Australian Nursing and Midwifery Federation v Barwon Health

Case

[2014] FWCFB 3868

11 JUNE 2014

No judgment structure available for this case.

[2014] FWCFB 3868

FAIR WORK COMMISSION

STATEMENT


Fair Work Act 2009

s.604 - Appeal of decisions

Australian Nursing and Midwifery Federation
v
Barwon Health
(C2014/3061)

SENIOR DEPUTY PRESIDENT ACTON
DEPUTY PRESIDENT SMITH
COMMISSIONER LEE

MELBOURNE, 11 JUNE 2014

Appeal against decision [[2014] FWC 811] of Vice President Watson at Sydney on 5 February 2014 in matter number C2013/5948.

[1] This statement calls for further submissions in respect of the appeal made by the Australian Nursing and Midwifery Federation (ANMF) against a decision 1 of Vice President Watson in which his Honour determined that consultation in good faith as required by clause 42 of the Nurses and Midwives (Victorian Public Sector) (Single Interest Employers) Enterprise Agreement 2012-2016 (the Agreement)2 had occurred in respect of a Barwon Health proposal to reduce the nursing hours in two of its aged care facilities.3

[2] In the decision, his Honour said:

    [25] The ANMF contends that the proposal of 9 October 2013 does not conform with sub-clause 42.1(b) or 42.3(b) and therefore no proposal has been made for the purposes of triggering consultation required by clause 42. It contends that the evidence establishes that the proposals are generated because of the budgetary benefits of reducing staff and this does not conform with the requirement in sub-clause 42.1(b) that the primary considerations will be the impact on quality of patient care...

    [28] Nor, in my view, does the evidence establish that the intent of those who were involved in the negotiation of the agreement was to limit the rationale of changes as distinct from identifying the factors that are to be taken into account in its evaluation. Indeed the evidence of Paul Gilbert suggests that the intention of clause 42 was that changes needed to be considered against a set of recognised nurse sensitive indicators as an acceptable test of whether proposals would have an impact on patient care when implemented. This suggests that sub-clauses 42.1(b) and (c) must be read together and bear upon the nature of evaluation rather than the permissible motivations for a change. In my view the interpretation contended for by the ANMF must be rejected. The answer to this question must be ‘Yes’.” (Underlining added)

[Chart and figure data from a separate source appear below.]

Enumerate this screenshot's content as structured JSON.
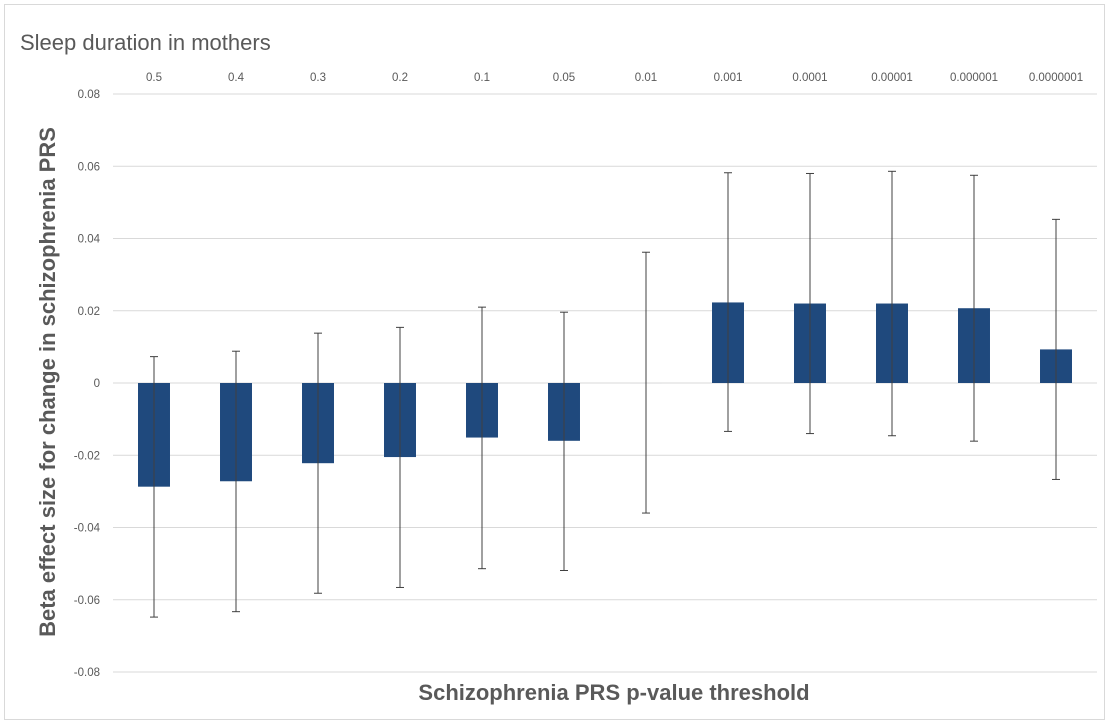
{
  "chart_data": {
    "type": "bar",
    "title": "Sleep duration in mothers",
    "xlabel": "Schizophrenia PRS p-value threshold",
    "ylabel": "Beta effect size for change in schizophrenia PRS",
    "categories": [
      "0.5",
      "0.4",
      "0.3",
      "0.2",
      "0.1",
      "0.05",
      "0.01",
      "0.001",
      "0.0001",
      "0.00001",
      "0.000001",
      "0.0000001"
    ],
    "series": [
      {
        "values": [
          -0.0287,
          -0.0272,
          -0.0222,
          -0.0205,
          -0.0151,
          -0.016,
          0.0,
          0.0223,
          0.022,
          0.022,
          0.0207,
          0.0093
        ],
        "error_low": [
          -0.0648,
          -0.0633,
          -0.0582,
          -0.0566,
          -0.0514,
          -0.0519,
          -0.036,
          -0.0134,
          -0.014,
          -0.0146,
          -0.0161,
          -0.0267
        ],
        "error_high": [
          0.0073,
          0.0088,
          0.0138,
          0.0154,
          0.021,
          0.0196,
          0.0362,
          0.0582,
          0.058,
          0.0586,
          0.0575,
          0.0453
        ],
        "color": "#1f497d"
      }
    ],
    "yticks": [
      "0.08",
      "0.06",
      "0.04",
      "0.02",
      "0",
      "-0.02",
      "-0.04",
      "-0.06",
      "-0.08"
    ],
    "ylim": [
      -0.08,
      0.08
    ],
    "grid": true,
    "category_labels_position": "top",
    "colors": {
      "bar": "#1f497d",
      "grid": "#d9d9d9",
      "text": "#595959",
      "error": "#404040"
    }
  }
}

[3] In his witness statement of 1 March 2013, which was before the Vice President, Mr Gilbert said:

    “24. The proposed clause was designed to require that any proposed deviation from nurse-to-patient ratios be tested against a set of recognised nurse sensitive indicators, to ensure that the proposed change would not have an adverse impact on patient care when implemented. Other indicators included staff satisfaction, workload and occupational health and safety.” (Appeal Book at p.234)

[4] In written submissions in the appeal, Barwon Health said the following in respect of clause 42 of the Agreement:

    “28. Importantly, his Honour was of the view clauses 42.1(b) and 42.1(c) could not be read together. It was open to his Honour to form such a view on the wording of the clauses in question. Clause 42.1(b) begins, ‘When considering a deviation...’ (emphasis added). This is in contrast to the opening words of Clause 42.1(c), ‘The following considerations, where relevant, that must be addressed in any proposal to reduce...’ (emphasis added). The wording in clause 42.1(b) is such that it applies to any consideration of a deviation and prior to any decision. In contrast, clause 42.1(c)operates post decision as it refers to what must be included in a proposal for change.” (Appeal exhibit M1, underlining added)

[5] The Full Bench in the appeal seeks submissions from the ANMF and Barwon Health as to:

    (a) whether clauses 42.1(b) and 42.1(c) of the Agreement should be read together; and

    (b) whether clauses 42.1(b) and 42.1(c) have no role outside of clauses 42.2 to 42.5 of the Agreement, with clauses 42.2 to 42.5 setting out what is required in respect of clauses 42.1(b) and 42.1(c).

[6] In its submissions Barwon Health may wish to elaborate on the basis for their submission that “his Honour was of the view clauses 42.1(b) and 42.1(c) could not be read together.”

[7] The ANMF submissions on the above matters should be filed in the Fair Work Commission (FWC), and served on Barwon Health, by 19 June 2014.

[8] The Barwon Health submissions on the above matters should be filed in the FWC, and served on the ANMF, by 26 June 2014.

[9] Any submissions by the ANMF in reply should be filed in the FWC, and served on Barwon Health, by 1 July 2014.

[10] The Full Bench proposes to deal with the appeal having regard to all of the submissions before it.

SENIOR DEPUTY PRESIDENT

 1   Australian Nursing and Midwifery Federation v Barwon Health, [2014] FWC 811.

 2   AE895073.

 3   Australian Nursing and Midwifery Federation v Barwon Health, [2014] FWC 811 at [36] and [37].